Com chancela de Steven Spielberg, na produção executiva, a série televisiva The Whispers copia (mal) as suas referências — este texto foi publicado no Diário de Notícias (3 Julho).
Durante muitas décadas, existiu uma espécie de entendimento hierárquico das relações cinema/televisão. As séries televisivas eram recebidas e, em grande medida, assumidas como variações sobre modelos previamente testados pelo cinema, desde o western (Bonanza) até às aventuras de espionagem (Missão Impossível, a original dos anos 60). A partir de certa altura, compreendemos que a televisão ganhou maturidade, começando a procurar os seus próprios métodos e linguagens. Da comédia (Seinfeld) ao policial (A Balada de Hill Street), a ficção televisiva foi consolidando um universo específico, apoiado em matrizes que estavam para além da citação de padrões cinematográficos.
Digamos que as coisas passaram a estar muito mais baralhadas. E, na pior das hipóteses, deparamos com séries que já nem sequer se preocupam em reinventar géneros enraizados na história do cinema. Em boa verdade, limitam-se a inventariar referências mais ou menos consagradas.
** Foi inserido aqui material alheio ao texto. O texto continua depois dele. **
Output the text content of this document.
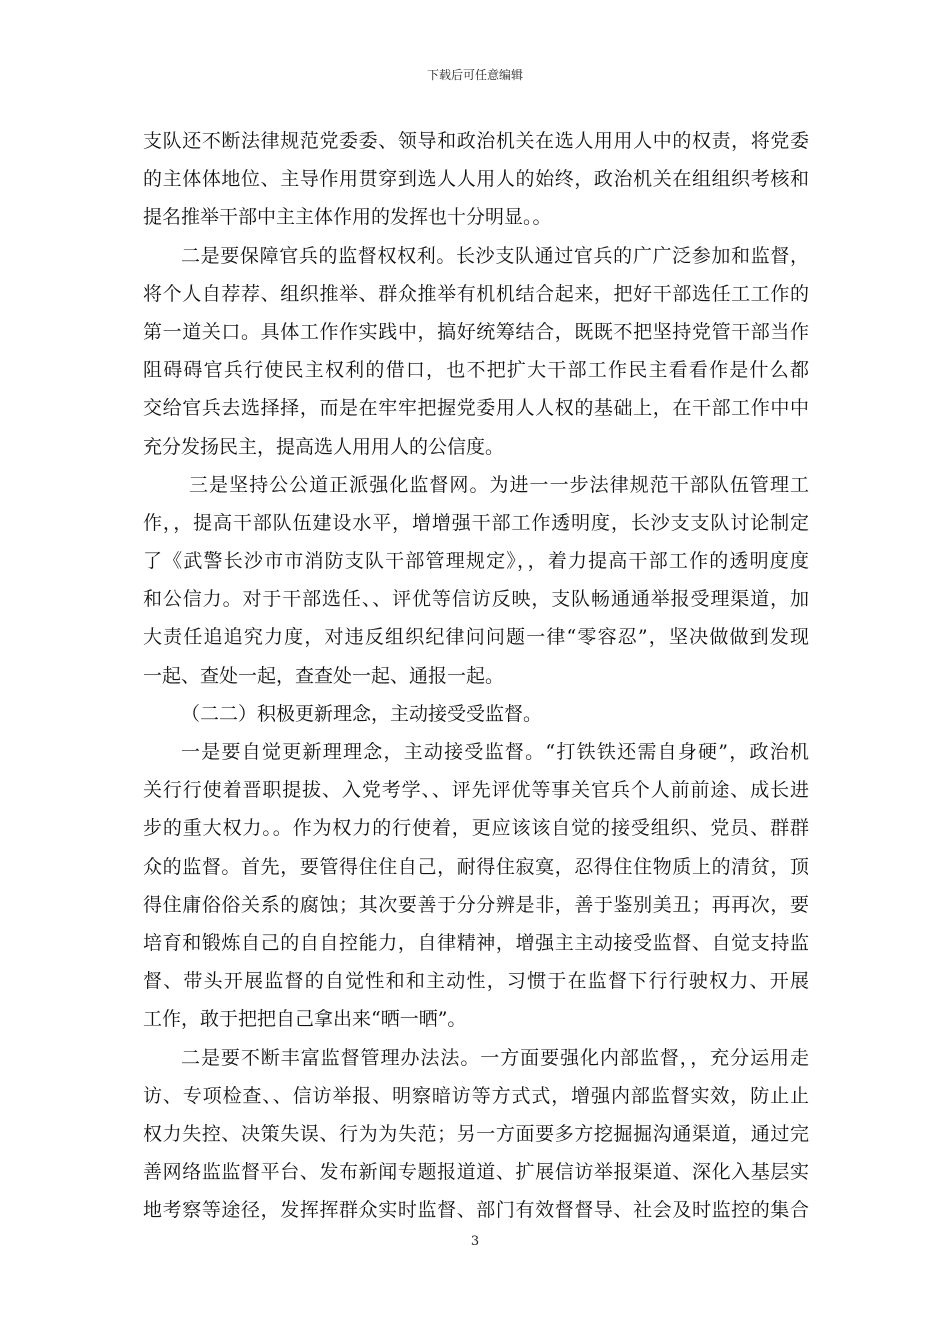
下载后可任意编辑
支队还不断法律规范党委委、领导和政治机关在选人用用人中的权责，将党委
的主体体地位、主导作用贯穿到选人人用人的始终，政治机关在组组织考核和
提名推举干部中主主体作用的发挥也十分明显。。
二是要保障官兵的监督权权利。长沙支队通过官兵的广广泛参加和监督，
将个人自荐荐、组织推举、群众推举有机机结合起来，把好干部选任工工作的
第一道关口。具体工作作实践中，搞好统筹结合，既既不把坚持党管干部当作
阻碍碍官兵行使民主权利的借口，也不把扩大干部工作民主看看作是什么都
交给官兵去选择择，而是在牢牢把握党委用人人权的基础上，在干部工作中中
充分发扬民主，提高选人用用人的公信度。
三是坚持公公道正派强化监督网。为进一一步法律规范干部队伍管理工
作，，提高干部队伍建设水平，增增强干部工作透明度，长沙支支队讨论制定
了《武警长沙市市消防支队干部管理规定》，，着力提高干部工作的透明度度
和公信力。对于干部选任、、评优等信访反映，支队畅通通举报受理渠道，加
大责任追追究力度，对违反组织纪律问问题一律“零容忍”，坚决做做到发现
一起、查处一起，查查处一起、通报一起。
（二二）积极更新理念，主动接受受监督。
一是要自觉更新理理念，主动接受监督。“打铁铁还需自身硬”，政治机
关行行使着晋职提拔、入党考学、、评先评优等事关官兵个人前前途、成长进
步的重大权力。。作为权力的行使着，更应该该自觉的接受组织、党员、群群
众的监督。首先，要管得住住自己，耐得住寂寞，忍得住住物质上的清贫，顶
得住庸俗俗关系的腐蚀；其次要善于分分辨是非，善于鉴别美丑；再再次，要
培育和锻炼自己的自自控能力，自律精神，增强主主动接受监督、自觉支持监
督、带头开展监督的自觉性和和主动性，习惯于在监督下行行驶权力、开展
工作，敢于把把自己拿出来“晒一晒”。
二是要不断丰富监督管理办法法。一方面要强化内部监督，，充分运用走
访、专项检查、、信访举报、明察暗访等方式式，增强内部监督实效，防止止
权力失控、决策失误、行为为失范；另一方面要多方挖掘掘沟通渠道，通过完
善网络监监督平台、发布新闻专题报道道、扩展信访举报渠道、深化入基层实
地考察等途径，发挥挥群众实时监督、部门有效督督导、社会及时监控的集合
3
O caso de The Whispers (a passar no canal TV Séries) é tanto mais embaraçoso quanto, de facto, sob ele pesa o valor simbólico e artístico de um nome como Steven Spielberg, citado no genérico como produtor executivo.
Não sabemos o que Spielberg fez em The Whispers ou se, tendo em conta que se trata de uma produção a que está ligado o seu estúdio (Amblin), se limitou a dar o aval para o respectivo desenvolvimento. O certo é que a série parece ser uma colagem mais ou menos arbitrária de situações que já vimos tratadas de outro modo, com inconfundível imaginação, em filmes realizados por Spielberg, como Encontros Imediatos do Terceiro Grau (os objectos que aparecem a milhares de quilómetros do lugar previsto), ou que ele produziu, como Poltergeist (as crianças que comunicam com entidades invisíveis). The Whispers sofre até dessa impotência narrativa que consiste em multiplicar acções breves, repetidas e repetitivas apenas para acumular tempo... Como se não bastassem as novelas a fingir que têm alguma coisa para contar.